NSW ended 2025 with 355 people losing their lives on our roads. It is a number that should give all of us pause.

 

And that’s because behind this number sits a devastating truth: someone in our state is dying on our roads almost every single day.

 

This is not an abstract statistic. These are people who left home expecting to return. Families who answered the door to police instead of a loved one. Communities who will carry the weight of these losses for years.

 

When the number of deaths reaches this scale, we owe it to every one of those 355 people to stop and confront what is driving this tragedy.

 

And the evidence is clear: speed is killing people.

 

Not just the extreme behaviour that draws headlines or news bulletins. Not just the rare, reckless conduct captured on dashcams or social media.

 

What ends lives on NSW roads, day after day, is often far more ordinary.

 

A few kilometres over the limit; a few kilometres faster in the rain; a few kilometres quicker on a familiar stretch of road. A subconscious press of the pedal.

 

Small increases in speed, at the wrong moment, leave no room to recover.

 

Trauma specialists, crash investigators and first responders tell me the same thing: even minor speeding dramatically increases the force of a collision and reduces the chance of survival. This is not opinion. It’s physics.

 

Throughout 2025, the Minns Government strengthened the foundations of road safety across the state by investing $2.8 billion over four years.

 

This includes upgrades to high-risk corridors, improvements to intersections, wider shoulders, strengthened pavements, and the introduction of landmark motorcycle safety reforms.

 

We are also expanding enforcement with an average speed camera trial and new seatbelt detection cameras.
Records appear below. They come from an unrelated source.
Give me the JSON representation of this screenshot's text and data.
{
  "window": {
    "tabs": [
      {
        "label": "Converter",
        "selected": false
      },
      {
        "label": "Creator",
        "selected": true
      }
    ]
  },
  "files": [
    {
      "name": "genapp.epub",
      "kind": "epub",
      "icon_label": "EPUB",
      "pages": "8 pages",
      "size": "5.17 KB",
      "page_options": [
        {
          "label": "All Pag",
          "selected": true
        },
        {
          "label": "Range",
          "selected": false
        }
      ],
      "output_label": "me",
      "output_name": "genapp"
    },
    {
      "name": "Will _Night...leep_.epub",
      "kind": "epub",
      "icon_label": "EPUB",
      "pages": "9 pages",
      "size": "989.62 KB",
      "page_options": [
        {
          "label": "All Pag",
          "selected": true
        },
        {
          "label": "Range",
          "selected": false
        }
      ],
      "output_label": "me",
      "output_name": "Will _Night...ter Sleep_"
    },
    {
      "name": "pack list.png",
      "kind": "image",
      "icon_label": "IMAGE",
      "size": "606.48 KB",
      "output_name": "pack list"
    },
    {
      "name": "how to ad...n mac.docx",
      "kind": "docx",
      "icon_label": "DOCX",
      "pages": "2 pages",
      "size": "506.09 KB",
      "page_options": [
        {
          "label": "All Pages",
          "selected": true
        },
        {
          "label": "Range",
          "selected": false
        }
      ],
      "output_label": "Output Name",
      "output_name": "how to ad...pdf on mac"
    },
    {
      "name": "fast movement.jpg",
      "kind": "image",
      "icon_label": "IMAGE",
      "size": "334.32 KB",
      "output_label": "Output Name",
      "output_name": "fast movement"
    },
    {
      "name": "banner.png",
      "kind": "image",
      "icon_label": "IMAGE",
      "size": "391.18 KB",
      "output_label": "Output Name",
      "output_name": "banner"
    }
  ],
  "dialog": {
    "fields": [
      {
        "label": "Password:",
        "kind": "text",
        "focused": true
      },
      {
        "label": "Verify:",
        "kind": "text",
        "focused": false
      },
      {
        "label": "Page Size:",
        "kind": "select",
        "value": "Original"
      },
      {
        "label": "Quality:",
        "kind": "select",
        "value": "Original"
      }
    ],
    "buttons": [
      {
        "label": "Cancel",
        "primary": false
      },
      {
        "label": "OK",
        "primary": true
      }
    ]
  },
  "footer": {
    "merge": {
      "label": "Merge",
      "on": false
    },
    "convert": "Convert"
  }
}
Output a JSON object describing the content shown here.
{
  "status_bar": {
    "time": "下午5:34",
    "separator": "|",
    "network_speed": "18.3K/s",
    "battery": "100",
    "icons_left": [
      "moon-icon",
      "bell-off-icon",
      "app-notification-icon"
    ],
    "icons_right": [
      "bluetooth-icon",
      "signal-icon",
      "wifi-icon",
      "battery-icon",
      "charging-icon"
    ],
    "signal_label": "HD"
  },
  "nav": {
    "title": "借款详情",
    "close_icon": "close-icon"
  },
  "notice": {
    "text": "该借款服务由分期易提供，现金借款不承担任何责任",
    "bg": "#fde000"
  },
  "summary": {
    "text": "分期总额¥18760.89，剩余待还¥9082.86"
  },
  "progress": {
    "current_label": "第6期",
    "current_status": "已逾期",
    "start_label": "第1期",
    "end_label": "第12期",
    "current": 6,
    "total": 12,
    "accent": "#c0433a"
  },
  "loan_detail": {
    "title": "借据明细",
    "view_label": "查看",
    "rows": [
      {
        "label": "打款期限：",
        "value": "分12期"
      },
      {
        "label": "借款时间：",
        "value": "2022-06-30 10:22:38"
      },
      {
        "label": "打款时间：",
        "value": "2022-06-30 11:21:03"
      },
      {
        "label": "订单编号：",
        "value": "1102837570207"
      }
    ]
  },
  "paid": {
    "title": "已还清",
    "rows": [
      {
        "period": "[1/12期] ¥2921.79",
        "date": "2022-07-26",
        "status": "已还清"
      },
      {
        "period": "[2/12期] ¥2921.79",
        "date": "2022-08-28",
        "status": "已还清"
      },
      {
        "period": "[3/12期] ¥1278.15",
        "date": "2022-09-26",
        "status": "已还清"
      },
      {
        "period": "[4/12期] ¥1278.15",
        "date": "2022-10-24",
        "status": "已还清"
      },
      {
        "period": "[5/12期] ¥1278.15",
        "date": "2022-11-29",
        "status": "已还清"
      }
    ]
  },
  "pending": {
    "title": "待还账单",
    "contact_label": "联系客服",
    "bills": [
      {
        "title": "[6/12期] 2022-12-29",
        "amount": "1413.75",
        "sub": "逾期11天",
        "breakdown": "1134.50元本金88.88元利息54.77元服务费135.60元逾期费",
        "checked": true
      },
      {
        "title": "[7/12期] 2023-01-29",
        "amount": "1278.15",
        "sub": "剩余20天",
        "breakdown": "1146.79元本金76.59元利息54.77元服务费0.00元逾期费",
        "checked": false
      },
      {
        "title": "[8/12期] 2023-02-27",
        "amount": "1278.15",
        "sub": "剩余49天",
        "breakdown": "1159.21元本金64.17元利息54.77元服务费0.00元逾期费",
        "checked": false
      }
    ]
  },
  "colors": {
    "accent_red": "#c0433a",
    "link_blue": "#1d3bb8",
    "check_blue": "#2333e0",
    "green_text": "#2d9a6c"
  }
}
And we are increasing police presence and investing in evidence-based behavioural campaigns.

 

These initiatives are saving lives. But it’s clearly not enough.

 

We need to be honest about the limits of infrastructure, technology and enforcement. They make the road environment safer, but they cannot override a decision made when we sit in the driver’s seat.

 

Most of us are not reckless on the road. We are managing everyday pressures: traffic, fatigue, distraction, weather. But these pressures mean our margin for error is shrinking, and speed erases that margin faster than anything else.

 

So, as we begin 2026, the message is clear: slow down.

 

Speeding could cost you your life, or the life of someone you love. It could also end the life of someone you have never met. So, please, give yourself time, give others space and always drive to the conditions.

 

Road safety is not built on perfection. It is built on responsibility – the quiet, everyday responsibility we owe to ourselves, to the people we love, and to those we share the road with.

 

If we take that responsibility seriously, 2026 can be the year we begin to turn these numbers around.